This page has been proofread, but needs to be validated.
164
the hero in history

value. The belief that all may be chosen, acted upon in a co-operating environment, may inspire the added increment of effort that often transforms promise into achievement. Our conception of a democracy without event-making figures runs counter to a plausible but fundamentally mistaken critique of democracy developed by a notable school of Italian theorists Mosca, Pareto, and Michels.[1] These men in different ways seek to establish the impossibility of democracy. Their chief argument is that all political rule involves organization and that all organization, no matter how democratic its mythology, sooner or later comes under the effective control of a minority élite. The history of societies, despite the succession of different political forms, is in substance nothing but the succession of different political élites.
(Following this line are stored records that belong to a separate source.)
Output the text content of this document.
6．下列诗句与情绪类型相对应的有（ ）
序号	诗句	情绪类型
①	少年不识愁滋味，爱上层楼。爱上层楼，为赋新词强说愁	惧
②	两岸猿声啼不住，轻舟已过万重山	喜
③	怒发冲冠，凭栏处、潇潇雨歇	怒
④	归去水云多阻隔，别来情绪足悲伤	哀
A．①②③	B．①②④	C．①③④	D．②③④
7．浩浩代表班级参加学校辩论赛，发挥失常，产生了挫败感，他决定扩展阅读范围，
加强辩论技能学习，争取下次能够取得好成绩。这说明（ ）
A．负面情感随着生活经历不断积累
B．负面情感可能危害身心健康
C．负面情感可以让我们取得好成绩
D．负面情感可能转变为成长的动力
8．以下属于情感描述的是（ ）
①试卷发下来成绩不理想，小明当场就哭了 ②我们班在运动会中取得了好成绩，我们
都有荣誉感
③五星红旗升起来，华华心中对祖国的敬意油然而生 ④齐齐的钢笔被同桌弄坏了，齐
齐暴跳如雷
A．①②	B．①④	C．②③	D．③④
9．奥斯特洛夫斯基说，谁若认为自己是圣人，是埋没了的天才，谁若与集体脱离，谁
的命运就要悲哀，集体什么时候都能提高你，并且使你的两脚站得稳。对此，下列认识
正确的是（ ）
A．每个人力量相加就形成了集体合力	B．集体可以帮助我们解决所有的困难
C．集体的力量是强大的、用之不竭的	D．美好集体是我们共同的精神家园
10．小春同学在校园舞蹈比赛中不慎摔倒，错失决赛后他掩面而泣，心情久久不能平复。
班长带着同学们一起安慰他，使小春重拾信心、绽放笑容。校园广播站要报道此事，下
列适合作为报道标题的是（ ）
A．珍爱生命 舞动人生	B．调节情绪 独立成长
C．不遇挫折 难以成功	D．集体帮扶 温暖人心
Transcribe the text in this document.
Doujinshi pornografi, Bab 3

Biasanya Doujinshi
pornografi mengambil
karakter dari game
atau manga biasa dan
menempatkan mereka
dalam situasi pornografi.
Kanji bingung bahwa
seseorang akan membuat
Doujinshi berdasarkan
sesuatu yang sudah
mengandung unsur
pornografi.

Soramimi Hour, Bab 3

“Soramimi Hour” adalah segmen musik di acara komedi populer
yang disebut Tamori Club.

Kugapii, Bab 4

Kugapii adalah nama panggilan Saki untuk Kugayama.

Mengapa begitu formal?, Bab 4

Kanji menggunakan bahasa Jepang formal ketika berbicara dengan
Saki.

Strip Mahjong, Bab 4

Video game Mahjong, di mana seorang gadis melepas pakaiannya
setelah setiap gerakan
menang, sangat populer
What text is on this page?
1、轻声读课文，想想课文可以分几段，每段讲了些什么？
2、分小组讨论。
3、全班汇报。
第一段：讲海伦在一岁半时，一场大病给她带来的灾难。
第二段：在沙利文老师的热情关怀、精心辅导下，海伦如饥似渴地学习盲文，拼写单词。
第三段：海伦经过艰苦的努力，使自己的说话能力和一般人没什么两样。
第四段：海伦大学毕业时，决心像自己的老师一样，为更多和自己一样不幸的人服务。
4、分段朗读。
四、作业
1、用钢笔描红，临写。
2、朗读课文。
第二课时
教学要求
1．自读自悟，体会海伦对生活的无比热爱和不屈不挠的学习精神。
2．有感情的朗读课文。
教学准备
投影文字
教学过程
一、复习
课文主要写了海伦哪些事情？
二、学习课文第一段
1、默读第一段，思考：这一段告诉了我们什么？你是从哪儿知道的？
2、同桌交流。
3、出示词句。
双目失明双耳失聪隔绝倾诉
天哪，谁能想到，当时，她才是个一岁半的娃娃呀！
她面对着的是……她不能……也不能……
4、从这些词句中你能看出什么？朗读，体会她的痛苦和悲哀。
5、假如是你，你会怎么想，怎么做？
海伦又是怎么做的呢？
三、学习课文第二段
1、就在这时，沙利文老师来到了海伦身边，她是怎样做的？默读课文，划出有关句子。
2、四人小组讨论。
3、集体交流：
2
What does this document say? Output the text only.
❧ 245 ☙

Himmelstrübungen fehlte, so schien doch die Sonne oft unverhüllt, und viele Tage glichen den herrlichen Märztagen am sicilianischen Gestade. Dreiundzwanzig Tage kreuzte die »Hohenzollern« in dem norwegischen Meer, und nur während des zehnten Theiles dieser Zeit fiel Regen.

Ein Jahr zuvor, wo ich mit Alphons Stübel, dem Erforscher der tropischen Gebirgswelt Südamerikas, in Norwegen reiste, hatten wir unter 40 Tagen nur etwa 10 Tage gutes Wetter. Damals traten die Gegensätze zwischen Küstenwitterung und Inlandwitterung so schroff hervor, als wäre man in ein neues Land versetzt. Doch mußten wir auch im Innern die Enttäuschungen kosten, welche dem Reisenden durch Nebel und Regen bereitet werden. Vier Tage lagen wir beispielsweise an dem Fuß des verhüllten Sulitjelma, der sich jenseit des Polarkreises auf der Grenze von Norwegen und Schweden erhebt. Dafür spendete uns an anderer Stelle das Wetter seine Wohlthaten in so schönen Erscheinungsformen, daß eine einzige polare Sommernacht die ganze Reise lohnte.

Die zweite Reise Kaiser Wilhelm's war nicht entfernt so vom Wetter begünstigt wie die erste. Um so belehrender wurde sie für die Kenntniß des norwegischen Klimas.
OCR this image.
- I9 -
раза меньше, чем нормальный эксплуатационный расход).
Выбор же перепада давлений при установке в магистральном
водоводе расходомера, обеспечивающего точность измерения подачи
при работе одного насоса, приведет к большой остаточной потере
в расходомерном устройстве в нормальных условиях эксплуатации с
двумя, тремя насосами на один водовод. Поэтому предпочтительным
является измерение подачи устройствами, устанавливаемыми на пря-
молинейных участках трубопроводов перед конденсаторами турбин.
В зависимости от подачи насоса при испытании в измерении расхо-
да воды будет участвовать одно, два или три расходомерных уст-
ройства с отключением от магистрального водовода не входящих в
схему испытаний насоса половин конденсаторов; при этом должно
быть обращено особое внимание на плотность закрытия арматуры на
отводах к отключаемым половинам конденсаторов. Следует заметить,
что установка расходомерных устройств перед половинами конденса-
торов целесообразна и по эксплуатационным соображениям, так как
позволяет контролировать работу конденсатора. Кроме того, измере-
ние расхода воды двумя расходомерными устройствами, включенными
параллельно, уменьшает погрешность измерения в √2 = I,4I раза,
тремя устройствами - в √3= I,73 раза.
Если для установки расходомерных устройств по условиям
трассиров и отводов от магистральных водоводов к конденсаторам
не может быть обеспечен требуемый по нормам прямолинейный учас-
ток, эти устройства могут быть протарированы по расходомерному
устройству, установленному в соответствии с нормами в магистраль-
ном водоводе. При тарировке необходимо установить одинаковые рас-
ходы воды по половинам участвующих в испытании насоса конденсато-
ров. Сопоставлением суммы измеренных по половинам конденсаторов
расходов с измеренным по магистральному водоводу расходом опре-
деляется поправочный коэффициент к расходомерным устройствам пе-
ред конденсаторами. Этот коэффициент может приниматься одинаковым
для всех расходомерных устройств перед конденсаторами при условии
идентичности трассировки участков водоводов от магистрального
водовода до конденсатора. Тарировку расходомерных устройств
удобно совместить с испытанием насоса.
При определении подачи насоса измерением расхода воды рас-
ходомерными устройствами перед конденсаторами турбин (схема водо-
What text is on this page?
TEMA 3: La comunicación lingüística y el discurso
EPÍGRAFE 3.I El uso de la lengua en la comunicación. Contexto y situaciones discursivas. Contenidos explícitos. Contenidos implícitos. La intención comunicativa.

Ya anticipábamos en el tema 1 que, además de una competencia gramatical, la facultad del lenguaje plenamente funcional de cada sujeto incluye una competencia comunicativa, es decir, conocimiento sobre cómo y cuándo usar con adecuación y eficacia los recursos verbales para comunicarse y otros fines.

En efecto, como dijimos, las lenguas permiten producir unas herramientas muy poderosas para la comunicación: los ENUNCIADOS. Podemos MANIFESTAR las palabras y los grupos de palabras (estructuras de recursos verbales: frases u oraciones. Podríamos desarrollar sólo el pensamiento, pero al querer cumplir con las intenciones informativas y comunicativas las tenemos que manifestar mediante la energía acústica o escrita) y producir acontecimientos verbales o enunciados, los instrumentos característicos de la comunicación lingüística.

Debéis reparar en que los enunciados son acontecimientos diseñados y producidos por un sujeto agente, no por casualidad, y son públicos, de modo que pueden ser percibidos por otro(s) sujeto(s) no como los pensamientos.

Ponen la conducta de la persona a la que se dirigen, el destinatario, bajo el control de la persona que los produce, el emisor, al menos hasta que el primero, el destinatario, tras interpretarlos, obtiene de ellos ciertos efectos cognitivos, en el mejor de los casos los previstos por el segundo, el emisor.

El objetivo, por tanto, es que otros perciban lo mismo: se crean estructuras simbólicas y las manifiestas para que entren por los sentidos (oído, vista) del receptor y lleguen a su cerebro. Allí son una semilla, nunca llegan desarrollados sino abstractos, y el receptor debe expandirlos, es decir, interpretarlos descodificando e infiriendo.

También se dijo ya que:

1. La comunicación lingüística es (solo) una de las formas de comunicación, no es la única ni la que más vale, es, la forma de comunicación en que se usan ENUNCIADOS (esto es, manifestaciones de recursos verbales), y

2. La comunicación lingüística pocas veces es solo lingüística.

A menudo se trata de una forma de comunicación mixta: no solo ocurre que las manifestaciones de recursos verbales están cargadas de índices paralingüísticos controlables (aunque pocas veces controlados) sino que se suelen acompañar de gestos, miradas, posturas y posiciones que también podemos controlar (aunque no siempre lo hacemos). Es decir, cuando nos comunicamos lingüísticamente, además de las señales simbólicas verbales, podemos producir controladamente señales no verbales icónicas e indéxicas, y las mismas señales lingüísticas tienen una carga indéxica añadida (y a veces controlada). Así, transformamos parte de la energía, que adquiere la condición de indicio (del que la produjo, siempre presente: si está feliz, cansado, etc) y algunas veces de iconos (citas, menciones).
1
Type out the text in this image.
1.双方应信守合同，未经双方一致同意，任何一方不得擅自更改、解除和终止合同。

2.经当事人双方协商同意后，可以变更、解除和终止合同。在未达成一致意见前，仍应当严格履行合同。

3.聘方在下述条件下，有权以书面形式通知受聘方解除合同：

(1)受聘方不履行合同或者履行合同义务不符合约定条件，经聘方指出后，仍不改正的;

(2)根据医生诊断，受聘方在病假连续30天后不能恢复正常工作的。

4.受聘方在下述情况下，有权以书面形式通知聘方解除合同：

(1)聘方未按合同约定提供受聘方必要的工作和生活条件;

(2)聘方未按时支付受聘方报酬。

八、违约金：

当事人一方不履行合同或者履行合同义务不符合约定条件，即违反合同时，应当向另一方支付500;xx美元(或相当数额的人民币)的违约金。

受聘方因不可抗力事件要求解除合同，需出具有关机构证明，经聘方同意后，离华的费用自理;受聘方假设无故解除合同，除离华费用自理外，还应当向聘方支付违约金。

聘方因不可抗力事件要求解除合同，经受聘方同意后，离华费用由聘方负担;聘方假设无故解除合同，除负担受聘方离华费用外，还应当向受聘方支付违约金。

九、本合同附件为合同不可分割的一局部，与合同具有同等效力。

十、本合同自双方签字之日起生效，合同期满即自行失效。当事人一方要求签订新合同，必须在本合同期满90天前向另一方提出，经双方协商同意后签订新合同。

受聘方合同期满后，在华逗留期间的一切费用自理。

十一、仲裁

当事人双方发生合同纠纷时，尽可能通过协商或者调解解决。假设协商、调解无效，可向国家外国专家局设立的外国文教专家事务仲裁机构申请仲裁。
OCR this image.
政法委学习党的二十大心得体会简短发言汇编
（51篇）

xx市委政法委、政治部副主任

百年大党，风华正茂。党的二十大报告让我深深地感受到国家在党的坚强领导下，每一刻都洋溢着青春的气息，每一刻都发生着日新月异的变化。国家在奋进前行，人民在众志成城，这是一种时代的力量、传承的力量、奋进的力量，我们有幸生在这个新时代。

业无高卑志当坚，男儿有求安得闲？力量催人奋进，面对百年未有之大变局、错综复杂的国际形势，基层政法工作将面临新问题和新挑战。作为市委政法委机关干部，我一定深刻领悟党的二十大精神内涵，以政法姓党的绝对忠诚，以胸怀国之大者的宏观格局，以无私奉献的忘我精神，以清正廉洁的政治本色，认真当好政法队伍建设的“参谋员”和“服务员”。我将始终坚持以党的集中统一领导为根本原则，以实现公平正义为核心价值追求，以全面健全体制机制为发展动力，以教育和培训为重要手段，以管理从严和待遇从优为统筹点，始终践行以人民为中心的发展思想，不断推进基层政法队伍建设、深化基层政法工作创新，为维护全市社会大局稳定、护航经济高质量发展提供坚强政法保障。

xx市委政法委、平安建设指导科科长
Democracy is a political form that conceals both the conflicts of interest between the governing élite and the governed and the fact that these conflicts are always undemocratically resolved in favour of the former. To the extent that these élites make history, their outstanding leaders are heroes or event-making figures even in a democracy.

The whole force of this argument rests upon a failure to understand the nature of ideals, including political ideals. In addition, the critique overlooks the fact that the problems of political power are always specific and that they allow choices between courses of conduct that strengthen or weaken, extend or diminish particular political ideals. Finally, it underestimates the tremendous differences between societies, all of which fall short in varying degrees of the defined ideal of democracy, and the crucial importance of institutions in the never-ending process of realizing ideals.

In virtue of the nature of things and men, no ideal can be perfectly embodied. There is no such thing as absolute health, absolute wisdom, absolute democracy, an absolutely honest man—or an absolutely fat one. Yet when we employ these ideals intelligently we can order a series of flesh and blood men in such a way as to distinguish between them in respect to their being healthier, wiser, or fatter. And so with states. There is no absolutely democratic state, but we can tell when states are more

  1. I have previously expounded and criticized the doctrines of this school from a somewhat different point in my Reason, Social Myths, and Democracy, pp. 119 ff., New York, 1940.